The app store restrictions include sandboxing and code signing strict “laws”. One of which is all executable programs must exist in only one directory in the app, Contents/MacOS. They must be correctly signed and they cannot invoke much outside of their own programs except the most basic parts of unix/posix (ls or sed and so on).

One small exception is our build engine is an XPC service, which is a bundle in Contents/XPCServices/BuildEngine.xpc. This has the same restriction again, so its own tools/binaries must exist only in its own Contents/MacOS.

Now comes the "fun" part. our BuildEngine/Contents/MacOS contains our AVR compiler binaries, our swift-frontend, swift-driver, swift and other tools such as avrdude for uploading the hex.

Sandbox restrictions won't let us run the swift compiler or swiftpm tools from Xcode inside a sandboxed app. So we'd have to install a full swift and swiftpm toolchain somewhere in our IDE bundle to get around that.

To make swiftpm work without relying on Xcode we would have to deploy a full toolchain. But where would we put it? As stated above, the only place you can put binaries would be in BuildEngine/Contents/MacOS or you'll fail app store signing/validation (it might run in debug on your developer machine but would be blocked from the app store). So we would have to put all the swiftpm binaries and all the swift compiler parts they rely on to function (that build MacOS object files and the simple command line mini tool) in BuildEngine/Contents/MacOS too!

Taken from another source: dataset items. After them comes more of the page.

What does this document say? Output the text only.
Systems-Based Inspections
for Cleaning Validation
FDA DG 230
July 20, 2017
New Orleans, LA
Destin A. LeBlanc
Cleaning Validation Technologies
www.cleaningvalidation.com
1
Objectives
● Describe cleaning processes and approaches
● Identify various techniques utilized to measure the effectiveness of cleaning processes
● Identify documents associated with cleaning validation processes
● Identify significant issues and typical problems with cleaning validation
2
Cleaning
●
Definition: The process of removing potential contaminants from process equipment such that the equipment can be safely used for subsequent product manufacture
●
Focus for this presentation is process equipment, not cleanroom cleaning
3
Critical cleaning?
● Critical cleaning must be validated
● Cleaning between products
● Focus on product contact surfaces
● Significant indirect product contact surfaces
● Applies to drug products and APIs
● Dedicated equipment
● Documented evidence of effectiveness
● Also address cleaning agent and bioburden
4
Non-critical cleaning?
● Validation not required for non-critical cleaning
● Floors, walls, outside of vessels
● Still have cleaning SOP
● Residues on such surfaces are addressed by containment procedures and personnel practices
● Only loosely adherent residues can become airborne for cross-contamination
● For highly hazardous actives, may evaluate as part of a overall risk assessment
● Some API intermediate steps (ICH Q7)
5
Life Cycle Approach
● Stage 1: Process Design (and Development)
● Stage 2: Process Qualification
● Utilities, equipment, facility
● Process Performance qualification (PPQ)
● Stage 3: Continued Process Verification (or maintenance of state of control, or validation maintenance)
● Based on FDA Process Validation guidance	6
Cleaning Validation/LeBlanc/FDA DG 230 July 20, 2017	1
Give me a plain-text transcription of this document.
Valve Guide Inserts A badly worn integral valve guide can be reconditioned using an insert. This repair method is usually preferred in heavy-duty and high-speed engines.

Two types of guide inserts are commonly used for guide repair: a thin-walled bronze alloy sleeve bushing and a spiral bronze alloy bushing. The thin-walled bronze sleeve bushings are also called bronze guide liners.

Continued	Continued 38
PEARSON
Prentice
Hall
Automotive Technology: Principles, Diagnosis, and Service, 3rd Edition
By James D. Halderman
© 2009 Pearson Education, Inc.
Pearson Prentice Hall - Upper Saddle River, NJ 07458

BUT.. we already have a swift compiler in there, the one we use for the actual AVR platform itself. We cannot have two compiler binaries named exactly the same name in the same directory! We can’t have two swift-driver(s) and two swift-fronted(s) one for AVR and one for Mac both in the same /MacOS folder.

So we are really stuck here.

The Solution

The solution is to work with Apple to get the mainstream compiler properly working for AVR. It's a lot of work but will bring a lot of benefits and is "the right thing to do" in the end.

Hack

One hack I have thought of, that I don't fancy doing, is to make yet another XPC service, just for containing swiftpm! Then that XPC will have its own separate Contents/MacOS folder, separate from the one in the BuildEngine XPC. I'm not sure this would work as it would have to share some runtime sandbox folders with the IDE and the XPC build service so they can work on the same build files/folders, which I think is possible with shared group containers. But it's going to be tricky even if it does work.. the build engine will have to pause and hand over steps in the build process to this XPC service, which will be a bit nightmarish. I'm not even sure if an XPC service can invoke another XPC service? Or would it be some horror like the build service sending a message back to the IDE which then triggered the packaging build service... ugh...

Anyway, the above is all pretty complicated but hopefully it explains why I'm stuck with swiftpm on the app store.